SSH into the router and add a repository. Then you can run the commands necessary to install the wake-on-lan package.
[bash]configure
set system package repository squeeze components ‘main contrib non-free’
set system package repository squeeze distribution squeeze
set system package repository squeeze url http://http.us.debian.org/debian
set system package repository squeeze-security components main
set system package repository squeeze-security distribution squeeze/updates
set system package repository squeeze-security url http://security.debian.org
commit
save
exit
sudo apt-get update
sudo apt-get install wakeonlan[/bash]
Now, to wake up my computer. I can connect to the router’s VPN. I then SSH into the router using its private IP address and send this command, with the last part being the MAC address of my computer’s LAN interface.

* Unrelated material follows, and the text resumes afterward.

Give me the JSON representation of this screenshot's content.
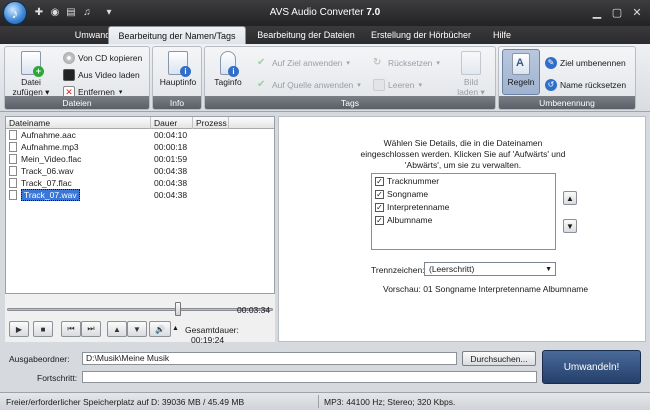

I saved this command to a memo on my phone and just copy+paste it into the SSH terminal to send the WOL magic packet.
[bash]sudo wakeonlan -i 192.168.1.255 dw:3f:3e:4c:a7:c2[/bash]
Dynamic DNS
At this point, I was able to VPN to the router using the IP address I had received from my ISP. However, since that could change, I wanted to use a dynamic DNS service to keep my IP address updated to an easy to remember hostname. The Dynamic DNS wiki entry is out of date. With the 1.3.0 firmware, afraid.org was added. It is free and I was using that before.
[bash]configure
set service dns dynamic interface eth0 service freedns host-name <host>
set service dns dynamic interface eth0 service freedns login <username>
set service dns dynamic interface eth0 service freedns password <password>
commit
save
exit[/bash]
After running through that, the dynamic DNS service keeps the hostname up to date with my home IP address.
Conclusions
With everything in place, I feel like I now have a pretty good setup. I can VPN to the dynamic DNS hostname I have setup. Once that VPN is connected, I can remote desktop into my computer using the Remote Desktop app for Android from Microsoft. If my computer is asleep or powered off, I can send a wake-on-LAN command to boot it up. I can also access the files from my NAS using the app ES File Explorer file manager. At the same time, my WAN is at eth0 (which seems more intuitive to me), my LAN is on eth1, and my WLAN is on eth2.